When they finally decided to call it quits on MK-Ultra in the 1970s, they tried to destroy all the evidence, of course. But, like a bad magic trick, some of it didn’t quite disappear. Other operations held to better destruction of evidence standards, allowing them to avoid serious penalty when objections to their programs eventually arise.
That kind of power is, in a weird way, impressive like being able to eat an entire pizza by yourself without feeling sick afterward. It’s not something everyone can do, and you probably shouldn’t brag about it, but deep down, you know it’s kind of cool.

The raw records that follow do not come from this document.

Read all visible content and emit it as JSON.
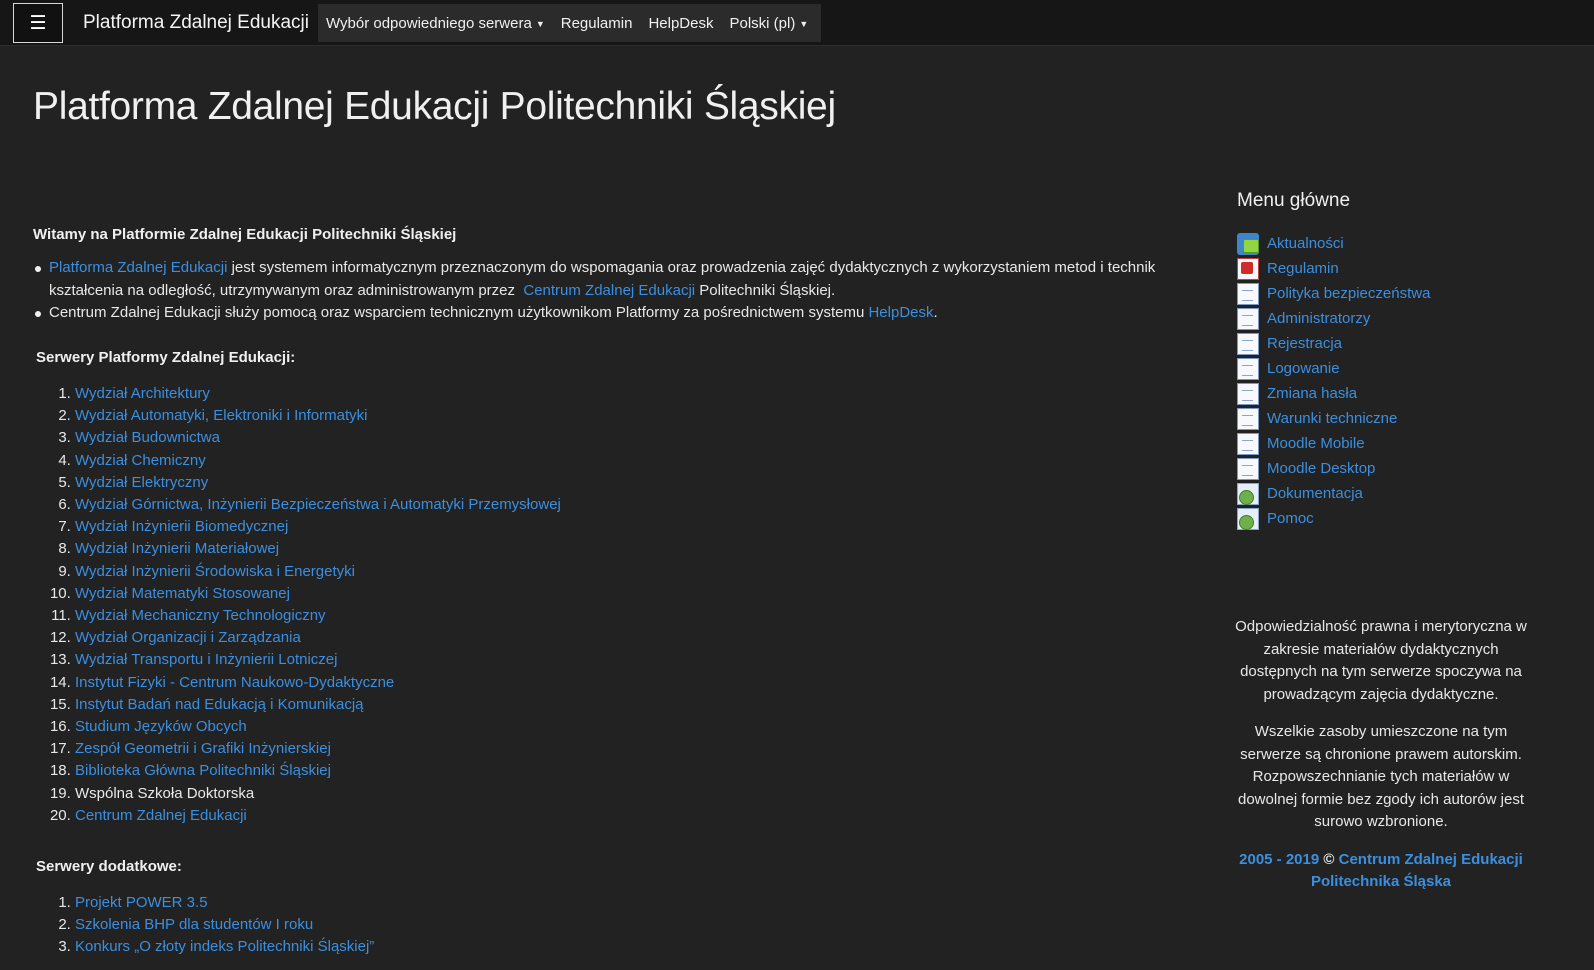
{
  "navbar": {
    "menu_icon": "hamburger-icon",
    "brand": "Platforma Zdalnej Edukacji",
    "items": [
      {
        "label": "Wybór odpowiedniego serwera",
        "dropdown": true
      },
      {
        "label": "Regulamin",
        "dropdown": false
      },
      {
        "label": "HelpDesk",
        "dropdown": false
      },
      {
        "label": "Polski (pl)",
        "dropdown": true
      }
    ]
  },
  "page_title": "Platforma Zdalnej Edukacji Politechniki Śląskiej",
  "main": {
    "welcome": "Witamy na Platformie Zdalnej Edukacji Politechniki Śląskiej",
    "bullet1": {
      "link1": "Platforma Zdalnej Edukacji",
      "text1": "jest systemem informatycznym przeznaczonym do wspomagania oraz prowadzenia zajęć dydaktycznych z wykorzystaniem metod i technik kształcenia na odległość, utrzymywanym oraz administrowanym przez",
      "link2": "Centrum Zdalnej Edukacji",
      "text2": "Politechniki Śląskiej."
    },
    "bullet2": {
      "text1": "Centrum Zdalnej Edukacji służy pomocą oraz wsparciem technicznym użytkownikom Platformy za pośrednictwem systemu",
      "link": "HelpDesk",
      "text2": "."
    },
    "servers_title": "Serwery Platformy Zdalnej Edukacji:",
    "servers": [
      {
        "label": "Wydział Architektury",
        "link": true
      },
      {
        "label": "Wydział Automatyki, Elektroniki i Informatyki",
        "link": true
      },
      {
        "label": "Wydział Budownictwa",
        "link": true
      },
      {
        "label": "Wydział Chemiczny",
        "link": true
      },
      {
        "label": "Wydział Elektryczny",
        "link": true
      },
      {
        "label": "Wydział Górnictwa, Inżynierii Bezpieczeństwa i Automatyki Przemysłowej",
        "link": true
      },
      {
        "label": "Wydział Inżynierii Biomedycznej",
        "link": true
      },
      {
        "label": "Wydział Inżynierii Materiałowej",
        "link": true
      },
      {
        "label": "Wydział Inżynierii Środowiska i Energetyki",
        "link": true
      },
      {
        "label": "Wydział Matematyki Stosowanej",
        "link": true
      },
      {
        "label": "Wydział Mechaniczny Technologiczny",
        "link": true
      },
      {
        "label": "Wydział Organizacji i Zarządzania",
        "link": true
      },
      {
        "label": "Wydział Transportu i Inżynierii Lotniczej",
        "link": true
      },
      {
        "label": "Instytut Fizyki - Centrum Naukowo-Dydaktyczne",
        "link": true
      },
      {
        "label": "Instytut Badań nad Edukacją i Komunikacją",
        "link": true
      },
      {
        "label": "Studium Języków Obcych",
        "link": true
      },
      {
        "label": "Zespół Geometrii i Grafiki Inżynierskiej",
        "link": true
      },
      {
        "label": "Biblioteka Główna Politechniki Śląskiej",
        "link": true
      },
      {
        "label": "Wspólna Szkoła Doktorska",
        "link": false
      },
      {
        "label": "Centrum Zdalnej Edukacji",
        "link": true
      }
    ],
    "extra_title": "Serwery dodatkowe:",
    "extra_servers": [
      {
        "label": "Projekt POWER 3.5",
        "link": true
      },
      {
        "label": "Szkolenia BHP dla studentów I roku",
        "link": true
      },
      {
        "label": "Konkurs „O złoty indeks Politechniki Śląskiej”",
        "link": true
      }
    ]
  },
  "sidebar": {
    "title": "Menu główne",
    "items": [
      {
        "label": "Aktualności",
        "icon": "forum-icon"
      },
      {
        "label": "Regulamin",
        "icon": "pdf-icon"
      },
      {
        "label": "Polityka bezpieczeństwa",
        "icon": "page-icon"
      },
      {
        "label": "Administratorzy",
        "icon": "page-icon"
      },
      {
        "label": "Rejestracja",
        "icon": "page-icon"
      },
      {
        "label": "Logowanie",
        "icon": "page-icon"
      },
      {
        "label": "Zmiana hasła",
        "icon": "page-icon"
      },
      {
        "label": "Warunki techniczne",
        "icon": "page-icon"
      },
      {
        "label": "Moodle Mobile",
        "icon": "page-icon"
      },
      {
        "label": "Moodle Desktop",
        "icon": "page-icon"
      },
      {
        "label": "Dokumentacja",
        "icon": "url-globe-icon"
      },
      {
        "label": "Pomoc",
        "icon": "url-globe-icon"
      }
    ],
    "disclaimer1": "Odpowiedzialność prawna i merytoryczna w zakresie materiałów dydaktycznych dostępnych na tym serwerze spoczywa na prowadzącym zajęcia dydaktyczne.",
    "disclaimer2": "Wszelkie zasoby umieszczone na tym serwerze są chronione prawem autorskim. Rozpowszechnianie tych materiałów w dowolnej formie bez zgody ich autorów jest surowo wzbronione.",
    "copyright_years": "2005 - 2019",
    "copyright_symbol": "©",
    "copyright_org": "Centrum Zdalnej Edukacji",
    "copyright_org2": "Politechnika Śląska"
  },
  "colors": {
    "background": "#222222",
    "navbar": "#161616",
    "link": "#3b8fe0",
    "text": "#e8e8e8"
  }
}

Let’s take a moment to appreciate the sheer power and self-preservation instincts of the CIA. Want to topple a foreign government? Go for it. Need to plant a spy in a rival organization? No problem. The CIA is a cat with nine lives and a teflon coat that always lands on their feet, and nothing sticks to them.
They’re also masters of the strategic leak. Fact, fiction, doesn’t really matter. All they need is a juicy headline to steer public consciousness where they want it to go. They’ve got contacts everywhere ready to run whatever story they concoct, and the story they’re selling is too urgent for any pesky fact checking.
You must admit the CIA is the ultimate power player in the world of espionage and politics. They’re the New York Yankees of the intelligence community: love ’em or hate ’em, you can’t deny that they’ve got the skills and resources to make things happen. And don’t you want to be on the side of a winner instead of enduring another humiliating losing season, year after year?
They’re a power unto themselves, playing by their own set of rules. They’re the crafty rogue cowboy in an old Western, except instead of a six-shooter, they’ve got billion-dollar satellites and a network of spies. The president, the constitution — they’re just part of the scenery. The CIA is the director, the producer, and the star of the show.